Et ces hommes qui ont su quitter leurs rêves de lumière, leurs rêves d’Orient,  parce qu’ils ont su quitter tout ce qui les retenait attachés, les voilà qui arrivent à Jérusalem, et qui se mettent à interroger, à demander. Eux, pourtant réputés sages et savants, les voici qui avouent leur ignorance. L’étoile les a guidés jusqu’à leur propre nuit, leur propre ignorance, jusqu’à ce seuil intime où tout devient nuit. Ils savent désormais qu’ils ne savent pas. Ils quêtent un indice, un début de réponse, un signe. Ils sont prêts, désormais, à recevoir d’un autre ce qu’ils avaient tant cherché, avec leurs propres forces.

C’est pourquoi l’étoile peut, de nouveau, briller dans leur ciel, cette étoile que tant d’autres ont vue, mais qu’ils n’ont pas reconnue. Et la clarté familière les conduit, au creux du silence de la nuit, auprès de ce Dieu improbable, qu’avaient annoncé les Prophètes d’autrefois: « et toi, Béthléem en Judée, tu n’es certes pas le dernier parmi les chefs-lieux de Judée; car de toi sortira un chef, qui sera le berger d’Israël mon peuple » .
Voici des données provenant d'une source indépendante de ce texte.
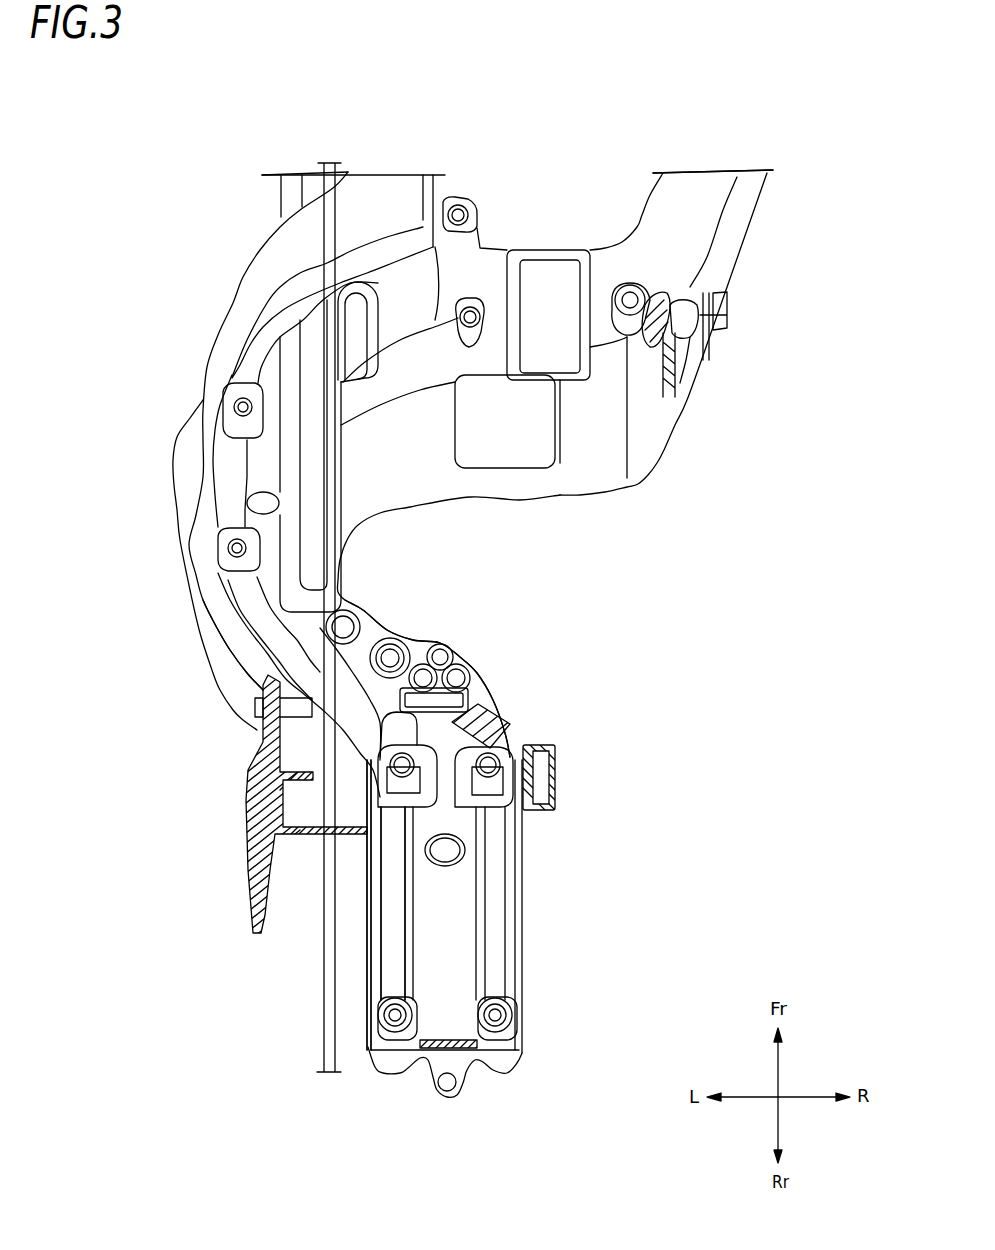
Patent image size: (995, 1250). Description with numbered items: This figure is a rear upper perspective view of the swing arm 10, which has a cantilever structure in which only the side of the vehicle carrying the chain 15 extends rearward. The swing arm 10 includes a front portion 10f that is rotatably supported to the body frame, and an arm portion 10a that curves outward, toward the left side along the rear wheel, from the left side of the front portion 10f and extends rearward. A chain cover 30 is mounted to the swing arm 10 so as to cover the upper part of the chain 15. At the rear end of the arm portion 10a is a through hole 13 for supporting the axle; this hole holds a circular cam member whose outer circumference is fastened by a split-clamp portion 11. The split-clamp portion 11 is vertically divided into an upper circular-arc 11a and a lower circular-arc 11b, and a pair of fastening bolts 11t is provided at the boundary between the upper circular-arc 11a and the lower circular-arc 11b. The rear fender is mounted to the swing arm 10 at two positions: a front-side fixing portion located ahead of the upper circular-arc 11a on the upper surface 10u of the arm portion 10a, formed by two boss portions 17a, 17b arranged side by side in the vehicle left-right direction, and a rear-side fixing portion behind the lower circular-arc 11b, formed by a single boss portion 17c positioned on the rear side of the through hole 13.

The swing arm 10 is at (208, 362).
The front portion 10f is at (342, 175).
The arm portion 10a is at (177, 487).
The upper surface 10u is at (487, 710).
The split-clamp portion 11 is at (524, 1050).
The upper circular-arc 11a is at (403, 953).
The lower circular-arc 11b is at (390, 1072).
The fastening bolts 11t is at (375, 1030).
The through hole 13 is at (367, 927).
The chain 15 is at (320, 658).
The boss portion 17a is at (445, 650).
The boss portion 17b is at (507, 740).
The boss portion 17c is at (428, 1088).
The chain cover 30 is at (258, 763).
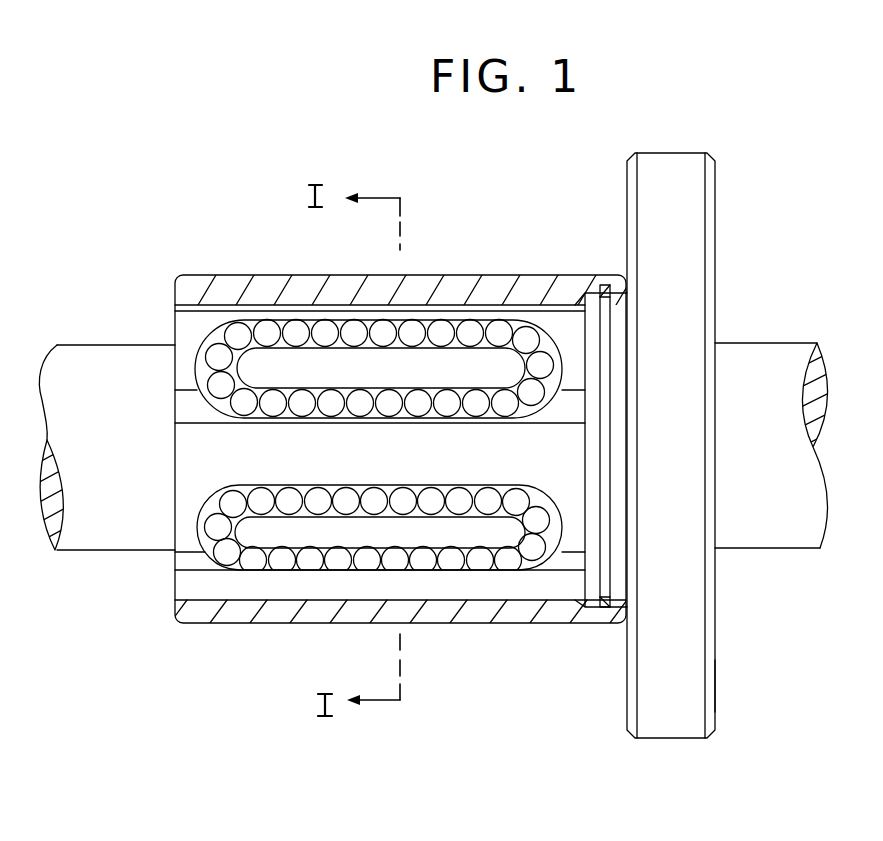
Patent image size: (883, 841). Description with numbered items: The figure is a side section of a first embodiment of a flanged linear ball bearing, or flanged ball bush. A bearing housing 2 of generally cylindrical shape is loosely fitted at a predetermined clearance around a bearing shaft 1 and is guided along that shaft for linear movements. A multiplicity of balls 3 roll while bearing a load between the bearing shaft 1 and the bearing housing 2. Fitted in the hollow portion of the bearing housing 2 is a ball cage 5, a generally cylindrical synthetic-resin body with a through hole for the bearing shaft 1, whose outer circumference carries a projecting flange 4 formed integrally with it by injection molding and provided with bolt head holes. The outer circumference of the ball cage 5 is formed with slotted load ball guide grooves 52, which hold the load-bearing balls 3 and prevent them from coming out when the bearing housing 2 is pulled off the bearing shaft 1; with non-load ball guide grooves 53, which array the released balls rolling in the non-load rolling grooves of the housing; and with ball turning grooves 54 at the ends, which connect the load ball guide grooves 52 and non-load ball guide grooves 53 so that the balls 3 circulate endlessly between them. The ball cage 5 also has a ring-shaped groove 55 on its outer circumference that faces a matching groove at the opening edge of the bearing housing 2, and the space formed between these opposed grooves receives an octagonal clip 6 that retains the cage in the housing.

The bearing shaft 1 is at (781, 336).
The bearing housing 2 is at (225, 268).
The balls 3 is at (470, 310).
The flange 4 is at (697, 185).
The ball cage 5 is at (728, 687).
The octagonal clip 6 is at (607, 285).
The load ball guide grooves 52 is at (288, 388).
The non-load ball guide grooves 53 is at (423, 320).
The ball turning grooves 54 is at (541, 320).
The ring-shaped groove 55 is at (608, 596).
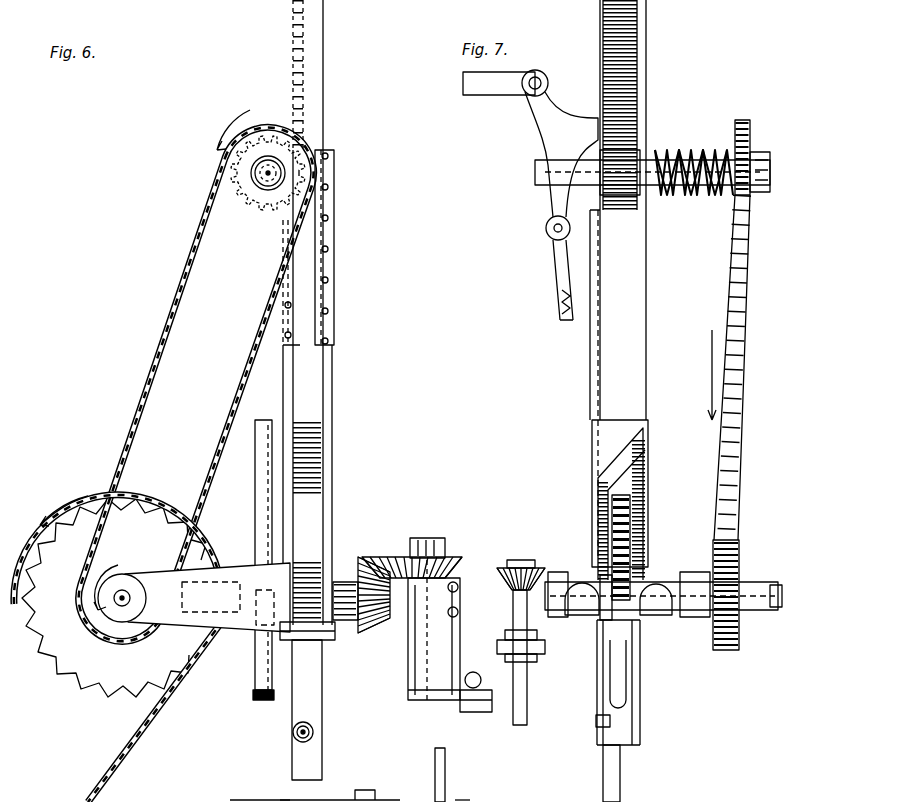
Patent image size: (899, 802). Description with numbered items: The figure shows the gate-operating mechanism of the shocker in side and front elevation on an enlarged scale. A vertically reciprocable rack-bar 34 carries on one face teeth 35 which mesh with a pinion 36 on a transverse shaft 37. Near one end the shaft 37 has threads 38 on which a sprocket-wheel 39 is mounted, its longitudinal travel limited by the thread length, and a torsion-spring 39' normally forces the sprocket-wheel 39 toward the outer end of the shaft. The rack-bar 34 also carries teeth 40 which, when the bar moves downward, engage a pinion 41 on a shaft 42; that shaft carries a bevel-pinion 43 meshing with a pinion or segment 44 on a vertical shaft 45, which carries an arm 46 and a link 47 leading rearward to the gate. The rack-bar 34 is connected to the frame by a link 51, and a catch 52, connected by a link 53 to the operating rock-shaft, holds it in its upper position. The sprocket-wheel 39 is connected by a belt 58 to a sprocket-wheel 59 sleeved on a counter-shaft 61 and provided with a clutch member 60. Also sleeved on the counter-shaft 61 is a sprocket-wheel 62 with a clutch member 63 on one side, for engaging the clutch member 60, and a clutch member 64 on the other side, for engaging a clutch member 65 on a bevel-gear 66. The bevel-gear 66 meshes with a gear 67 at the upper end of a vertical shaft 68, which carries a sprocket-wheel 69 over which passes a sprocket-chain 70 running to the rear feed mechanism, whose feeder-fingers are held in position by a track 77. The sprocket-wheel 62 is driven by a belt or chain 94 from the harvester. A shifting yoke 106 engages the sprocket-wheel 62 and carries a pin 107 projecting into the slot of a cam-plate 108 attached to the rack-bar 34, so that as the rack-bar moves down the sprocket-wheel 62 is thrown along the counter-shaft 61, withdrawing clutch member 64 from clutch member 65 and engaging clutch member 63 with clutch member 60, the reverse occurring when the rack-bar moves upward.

In FIG. 6, the rack-bar 34 is at (323, 78).
In FIG. 7, the rack-bar 34 is at (648, 42).
In FIG. 6, the teeth 35 is at (297, 76).
In FIG. 7, the teeth 35 is at (612, 30).
In FIG. 6, the pinion 36 is at (250, 140).
In FIG. 7, the pinion 36 is at (632, 158).
In FIG. 6, the transverse shaft 37 is at (266, 174).
In FIG. 7, the transverse shaft 37 is at (536, 172).
In FIG. 7, the threads 38 is at (716, 150).
In FIG. 6, the sprocket-wheel 39 is at (268, 194).
In FIG. 7, the sprocket-wheel 39 is at (754, 152).
In FIG. 7, the torsion-spring 39' is at (676, 218).
In FIG. 6, the teeth 40 is at (305, 480).
In FIG. 7, the teeth 40 is at (640, 500).
In FIG. 6, the pinion 41 is at (320, 640).
In FIG. 7, the pinion 41 is at (660, 575).
In FIG. 6, the shaft 42 is at (342, 580).
In FIG. 6, the bevel-pinion 43 is at (372, 618).
In FIG. 6, the pinion or segment 44 is at (444, 552).
In FIG. 6, the vertical shaft 45 is at (424, 540).
In FIG. 6, the arm 46 is at (446, 700).
In FIG. 6, the link 47 is at (476, 672).
In FIG. 6, the link 51 is at (308, 762).
In FIG. 7, the link 51 is at (620, 784).
In FIG. 7, the catch 52 is at (540, 110).
In FIG. 6, the link 53 is at (444, 780).
In FIG. 7, the link 53 is at (480, 78).
In FIG. 6, the belt 58 is at (160, 358).
In FIG. 7, the belt 58 is at (738, 340).
In FIG. 6, the sprocket-wheel 59 is at (132, 628).
In FIG. 7, the sprocket-wheel 59 is at (730, 650).
In FIG. 7, the clutch member 60 is at (700, 620).
In FIG. 6, the counter-shaft 61 is at (123, 605).
In FIG. 7, the counter-shaft 61 is at (782, 610).
In FIG. 6, the sprocket-wheel 62 is at (110, 676).
In FIG. 7, the sprocket-wheel 62 is at (614, 530).
In FIG. 7, the clutch member 63 is at (650, 620).
In FIG. 7, the clutch member 64 is at (582, 585).
In FIG. 7, the clutch member 65 is at (570, 620).
In FIG. 7, the bevel-gear 66 is at (555, 575).
In FIG. 6, the gear 67 is at (244, 800).
In FIG. 7, the gear 67 is at (508, 566).
In FIG. 6, the vertical shaft 68 is at (276, 786).
In FIG. 7, the vertical shaft 68 is at (527, 706).
In FIG. 7, the sprocket-wheel 69 is at (530, 655).
In FIG. 7, the sprocket-chain 70 is at (545, 650).
In FIG. 7, the track 77 is at (500, 640).
In FIG. 7, the belt or chain 94 is at (600, 722).
In FIG. 6, the shifting yoke 106 is at (242, 592).
In FIG. 6, the pin 107 is at (262, 603).
In FIG. 7, the pin 107 is at (640, 640).
In FIG. 6, the cam-plate 108 is at (260, 450).
In FIG. 7, the cam-plate 108 is at (600, 470).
Alors, au coeur la nuit, malgré l’invraisemblable dénuement de ce Roi qu’ils cherchaient, malgré la démesure de ce Dieu, qui s’est fait si petit, ils sont désormais capables de le trouver et de le reconnaître. Sans doute faut-il avoir traversé bien des nuits, bien des tempêtes, et avoir suivi longtemps une étoile vacillante dans la nuit la plus opaque, pour reconnaître enfin la lumière de Dieu, là où tant d’autres ne voient rien.

Ce que le récit des mages nous enseigne, c’est qu’il est nécessaire, comme les Apôtres en feront eux-mêmes l’expérience, de laisser derrière soi tous nos rêves trompeurs d’Orient, d’humaine sagesse, comme le dira Saint Paul. Il nous enseigne qu’il faut s’aventurer, au delà de tout ce qui est connu et aimé, sur l’obscur chemin de Jésus, et d’interroger, avec humilité et patience, les Ecritures, et ceux qui nous l’enseignent, pour pouvoir enfin reconnaître la lumière véritable.

C’est donc à un véritable parcours initiatique que nous invite Saint Matthieu, en nous offrant cette carte, cet itinéraire de la vie intérieure. Mais sommes-nous prêts à le suivre?